Blick auf die Hochheimer Weinberge, wo auch das Weingut der Stadt Frankfurt den Großteil seiner Rebflächen besitzt. © Thomas Remlein

Pachtvertrag mit Familie Rupp nur noch bis 2024 verlängert - Neuausschreibung wird vorbereitet.

Frankfurt. Die Stadt Frankfurt will einen Neustart im städtischen Weingut in Hochheim am Main. Die zuständige Bildungs- und Baudezernentin Sylvia Weber (SPD) sucht im Rahmen einer Konzeptvergabe einen neuen Pächter. Das Gut mit einer Rebfläche von 24,9 Hektar soll in Zukunft ökologisch bewirtschaftet werden. Für die Ausschreibung hat sich das Amt für Bauen und Immobilien auch die Dienste der Hochschule in Geisenheim gesichert. Diese gehört zu den weltweit renommiertesten Universitäten für Weinbau. Eine Beratungsfirma gestaltet die Ausschreibung, die im juristischen Sinne eine Auslobung ist.

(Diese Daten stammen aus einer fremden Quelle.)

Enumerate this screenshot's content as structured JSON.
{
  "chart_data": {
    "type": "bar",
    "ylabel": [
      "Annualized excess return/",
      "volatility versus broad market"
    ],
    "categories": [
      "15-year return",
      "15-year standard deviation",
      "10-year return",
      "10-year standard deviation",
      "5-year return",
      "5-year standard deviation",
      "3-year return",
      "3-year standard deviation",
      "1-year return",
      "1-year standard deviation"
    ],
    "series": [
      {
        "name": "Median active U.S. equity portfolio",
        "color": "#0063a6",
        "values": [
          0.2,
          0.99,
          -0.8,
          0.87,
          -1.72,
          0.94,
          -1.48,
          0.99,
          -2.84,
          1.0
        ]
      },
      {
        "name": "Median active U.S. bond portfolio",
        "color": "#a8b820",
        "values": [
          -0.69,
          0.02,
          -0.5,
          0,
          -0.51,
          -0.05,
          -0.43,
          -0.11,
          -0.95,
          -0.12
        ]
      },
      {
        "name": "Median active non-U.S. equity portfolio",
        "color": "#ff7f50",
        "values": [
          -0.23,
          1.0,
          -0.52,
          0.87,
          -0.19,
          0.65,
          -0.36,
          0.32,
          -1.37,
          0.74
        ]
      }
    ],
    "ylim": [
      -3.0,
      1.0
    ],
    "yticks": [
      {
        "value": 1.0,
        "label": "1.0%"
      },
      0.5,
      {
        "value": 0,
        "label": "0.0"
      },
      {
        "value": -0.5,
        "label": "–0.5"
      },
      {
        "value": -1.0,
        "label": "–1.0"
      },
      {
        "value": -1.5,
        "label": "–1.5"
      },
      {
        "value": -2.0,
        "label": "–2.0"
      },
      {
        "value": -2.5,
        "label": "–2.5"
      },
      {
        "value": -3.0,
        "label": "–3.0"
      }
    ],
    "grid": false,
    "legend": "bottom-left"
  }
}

Denn zum Zuge kommen soll das beste Konzept, nicht wer die höchste Pacht zahlt. Eine Bewertungskommission wird über die Angebote entscheiden. Bei den Auswahlkriterien wird die Pacht laut Weber nur mit 30 Prozent gewichtet. Die Bewertungskommission legt danach ihr Votum der Stadtverordnetenversammlung zur Entscheidung vor.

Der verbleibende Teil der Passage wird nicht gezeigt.